Dengan melakukan hal ini, Anda memaksa mereka untuk “bebas”. Satu-satunya cara untuk tetap bebas dalam demokrasi adalah dengan mengidentifikasi diri dengan keinginan rakyat untuk merasa seperti subjek dan pembuat undang-undang pada saat yang bersamaan.
Rousseau: Kontrak Sosial
Pemikiran mengenai kehendak rakyat ini dapat berubah menjadi “tirani mayoritas” atau kediktatoran. Revolusi Perancis, yang berpuncak pada teror Robespierre, menggambarkan hal ini. Karena keinginan rakyat dipahami sebagai sesuatu yang tunggal, Anda membuka kemungkinan seseorang menerapkan kediktatoran atas nama rakyat, seperti yang dilakukan Robespierre, dengan menggunakan Rousseau. Rousseau sendiri tidak menginginkan hal itu, namun pemikirannya memungkinkan.

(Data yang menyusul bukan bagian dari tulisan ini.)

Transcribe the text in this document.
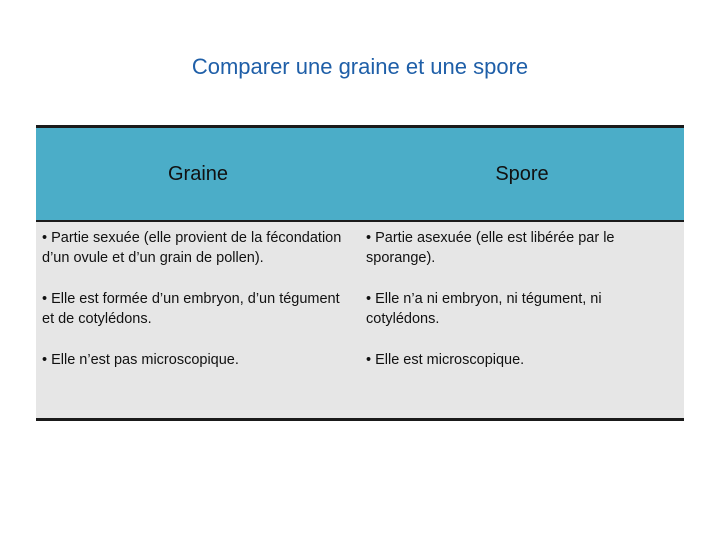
Comparer une graine et une spore
Graine	Spore

• Partie sexuée (elle provient de la fécondation d’un ovule et d’un grain de pollen).

• Elle est formée d’un embryon, d’un tégument et de cotylédons.

• Elle n’est pas microscopique.

• Partie asexuée (elle est libérée par le sporange).

• Elle n’a ni embryon, ni tégument, ni cotylédons.

• Elle est microscopique.
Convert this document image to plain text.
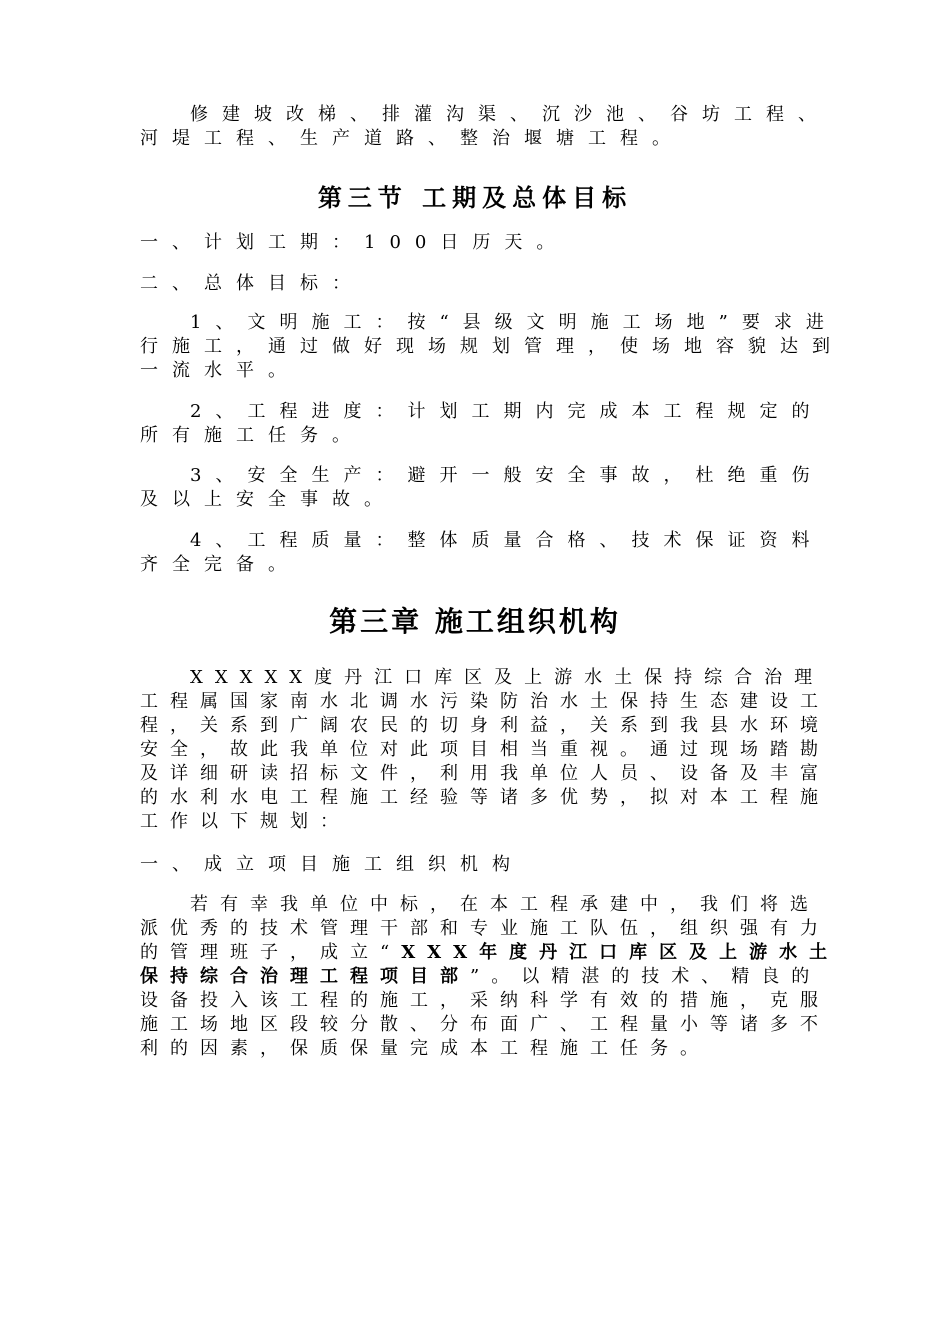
修建坡改梯、排灌沟渠、沉沙池、谷坊工程、河堤工程、生产道路、整治堰塘工程。

第三节 工期及总体目标

一、计划工期：100日历天。

二、总体目标：

1、文明施工：按“县级文明施工场地”要求进行施工，通过做好现场规划管理，使场地容貌达到一流水平。

2、工程进度：计划工期内完成本工程规定的所有施工任务。

3、安全生产：避开一般安全事故，杜绝重伤及以上安全事故。

4、工程质量：整体质量合格、技术保证资料齐全完备。

第三章 施工组织机构

XXXXX度丹江口库区及上游水土保持综合治理工程属国家南水北调水污染防治水土保持生态建设工程，关系到广阔农民的切身利益，关系到我县水环境安全，故此我单位对此项目相当重视。通过现场踏勘及详细研读招标文件，利用我单位人员、设备及丰富的水利水电工程施工经验等诸多优势，拟对本工程施工作以下规划：

一、成立项目施工组织机构

若有幸我单位中标，在本工程承建中，我们将选派优秀的技术管理干部和专业施工队伍，组织强有力的管理班子，成立“XXX年度丹江口库区及上游水土保持综合治理工程项目部”。以精湛的技术、精良的设备投入该工程的施工，采纳科学有效的措施，克服施工场地区段较分散、分布面广、工程量小等诸多不利的因素，保质保量完成本工程施工任务。
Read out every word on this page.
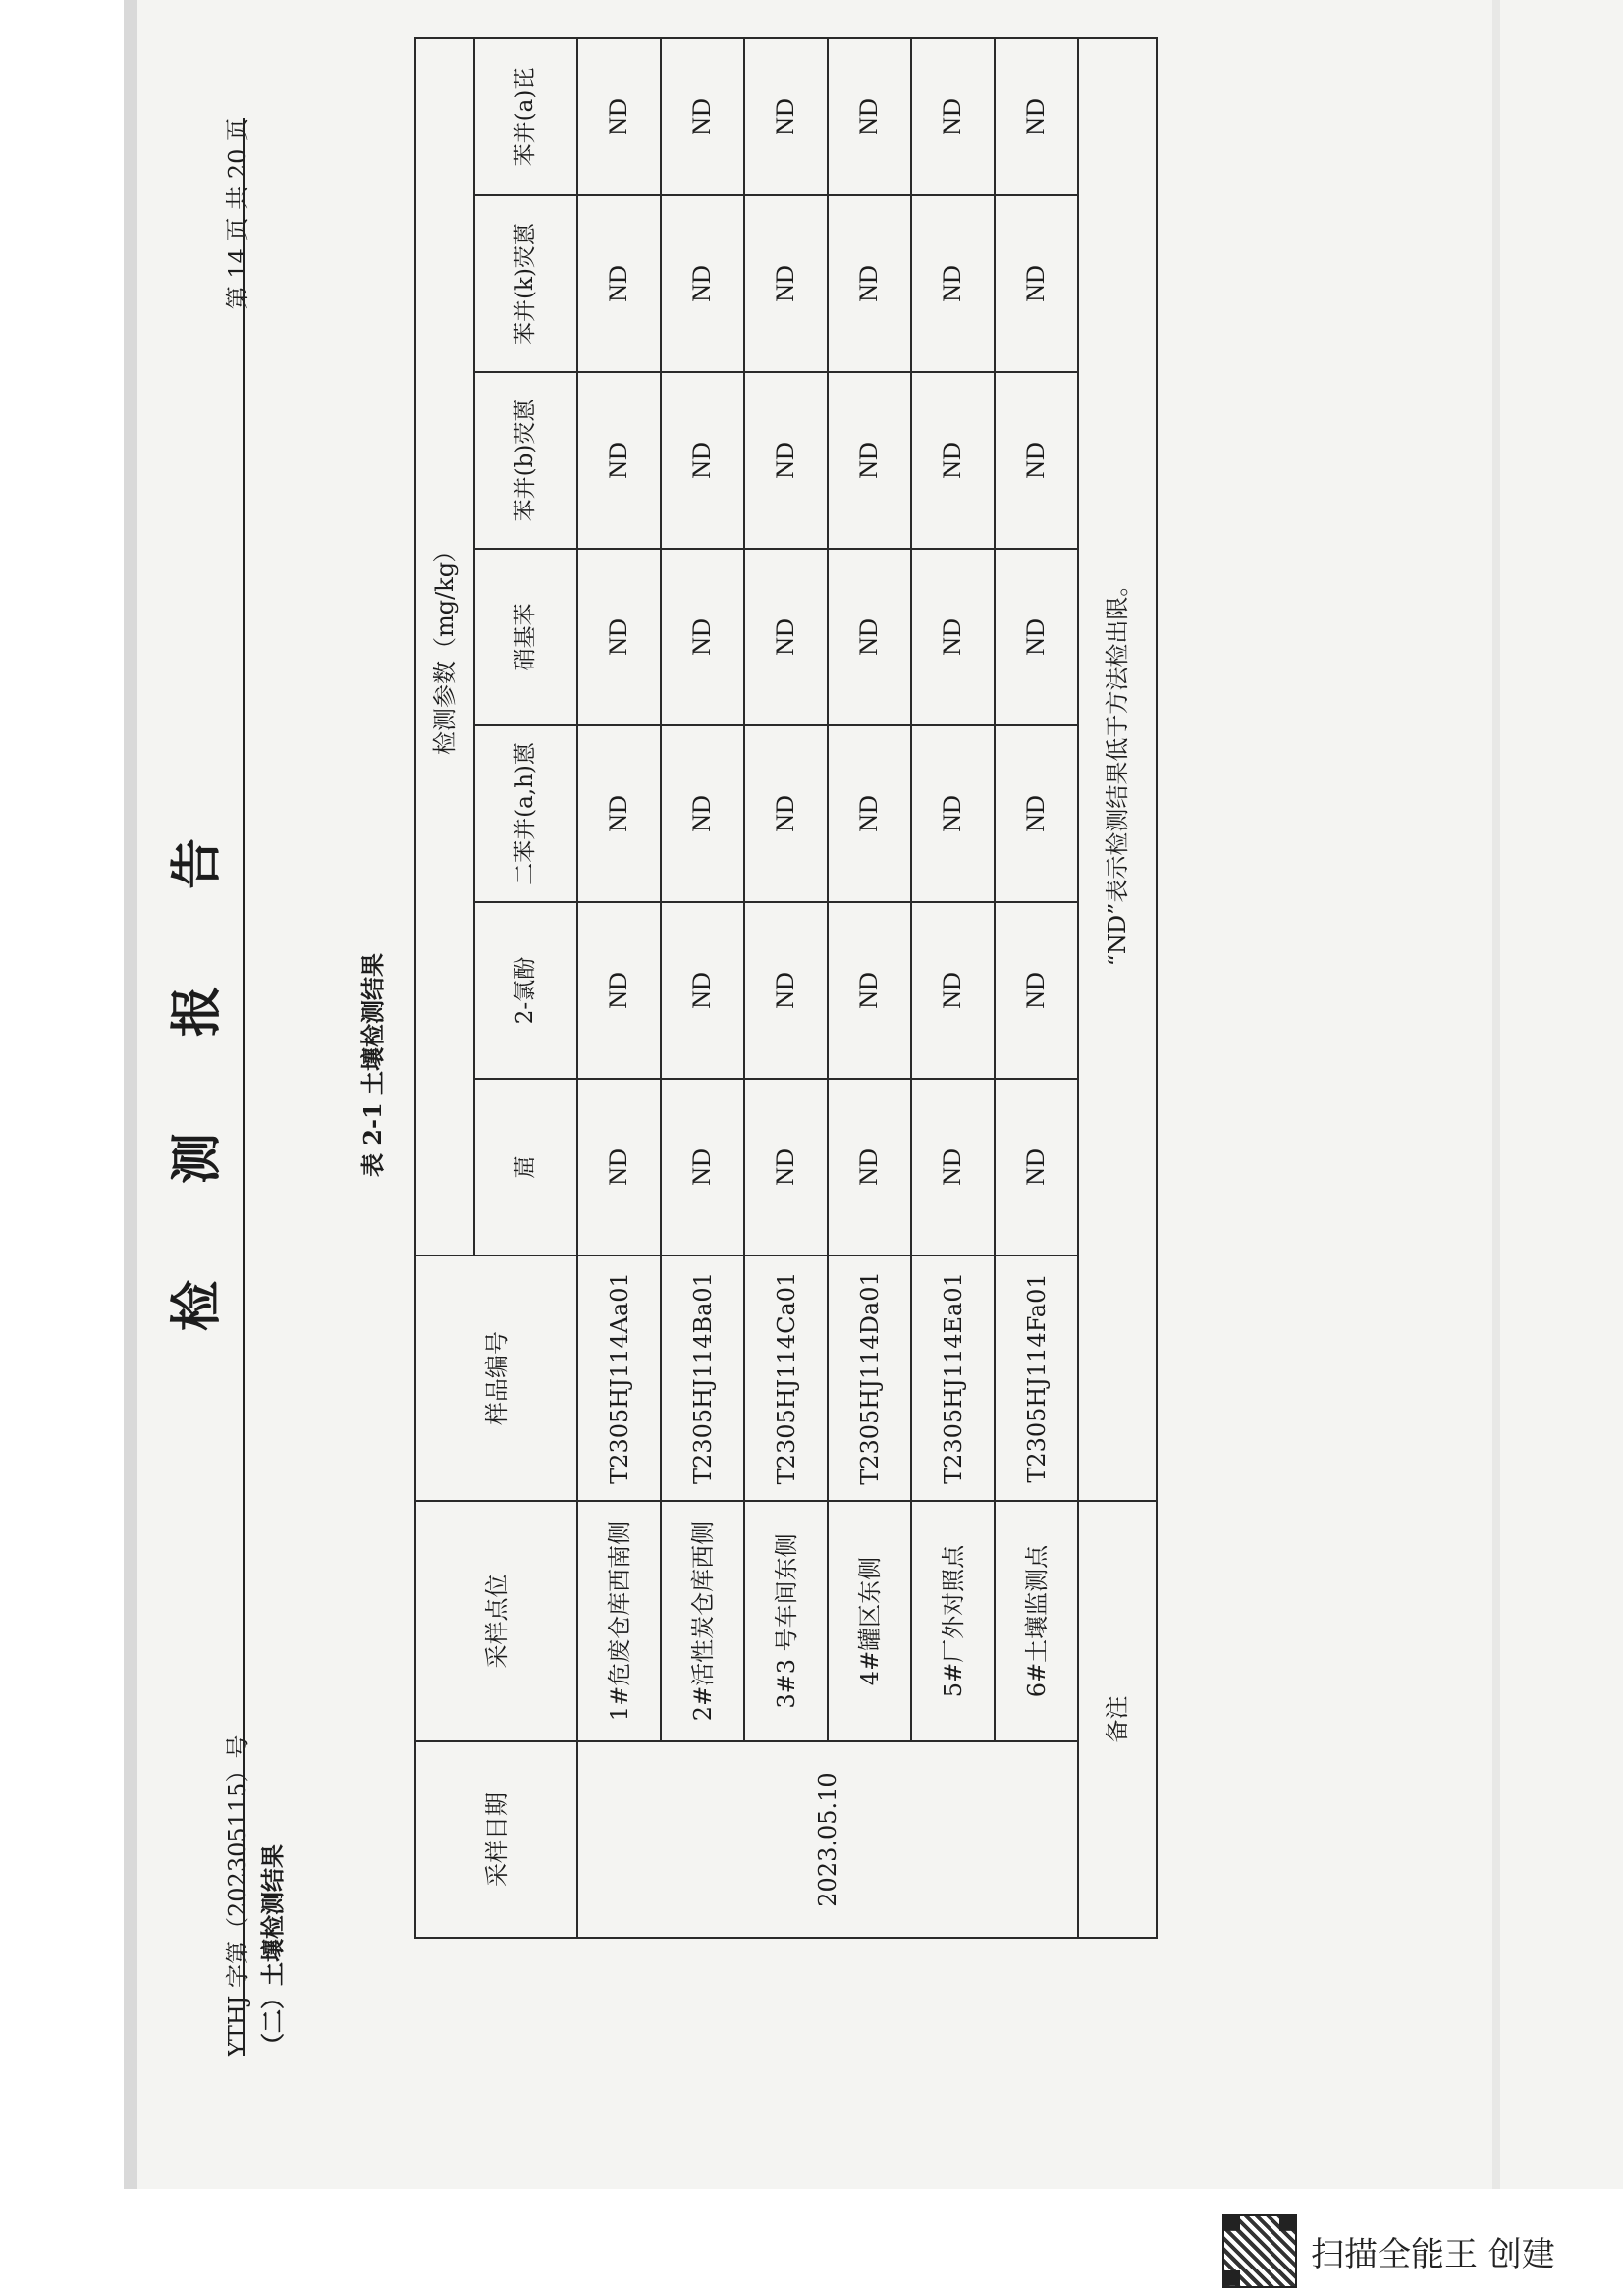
检 测 报 告
YTHJ 字第（202305115）号
第 14 页 共 20 页
（二）土壤检测结果
表 2-1 土壤检测结果
采样日期	采样点位	样品编号	检测参数（mg/kg）						
			䓛	2-氯酚	二苯并(a,h)蒽	硝基苯	苯并(b)荧蒽	苯并(k)荧蒽	苯并(a)芘
2023.05.10	1#危废仓库西南侧	T2305HJ114Aa01	ND	ND	ND	ND	ND	ND	ND
	2#活性炭仓库西侧	T2305HJ114Ba01	ND	ND	ND	ND	ND	ND	ND
	3#3 号车间东侧	T2305HJ114Ca01	ND	ND	ND	ND	ND	ND	ND
	4#罐区东侧	T2305HJ114Da01	ND	ND	ND	ND	ND	ND	ND
	5#厂外对照点	T2305HJ114Ea01	ND	ND	ND	ND	ND	ND	ND
	6#土壤监测点	T2305HJ114Fa01	ND	ND	ND	ND	ND	ND	ND
备注		“ND”表示检测结果低于方法检出限。							
扫描全能王 创建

Di Inggris muncul tradisi yang sama sekali berbeda, yaitu tradisi liberal. Nama besar di sini adalah John Locke (1632-1704). Hal ini berkaitan dengan definisi ruang privat.
Sebagai individu, kita mempunyai sejumlah hak dan kebebasan, dan mereka yang berkuasa tidak dapat menyentuhnya. Jika ya, Anda bisa menjatuhkannya.
Tradisi ini menemukan bentuk politiknya dalam monarki konstitusional melalui revolusi gemilang tahun 1688 dan undang-undang hak asasi manusia
Ir. H. Eddy Santana Putra, M.T Calon Gubernur Sumatra Selatan : Kehendak rakyat itu tunggal dan pemimpin wajib mewujudkan apa yang diinginkan rakyat.
Pemimpin yang melawan adalah “pengkhianat demokrasi”. Demokrasi adalah suatu bangsa yang identik dengan dirinya sendiri; Kehendak rakyat diwujudkan oleh pemimpin yang mengabdi pada rakyat.
Pemikir Perancis Claude Lefort (1924-2010) memperingatkan hal ini. Dia berkata: karena Revolusi Perancis, kekuasaan kehilangan “perwujudannya”. Yang tersisa hanyalah takhta yang kosong, dan inti dari demokrasi adalah takhta itu tetap kosong.
Semakin banyak aktor yang tampil di panggung politik, semuanya mengaku berbicara atas nama rakyat, dan itu bagus: rakyat selalu berbicara dengan banyak suara. Ketika seseorang mengaku mewakili keinginan “rakyat”, dia mengingkari demokrasi. Demokrasi selalu bersifat liberal dan pluralistic.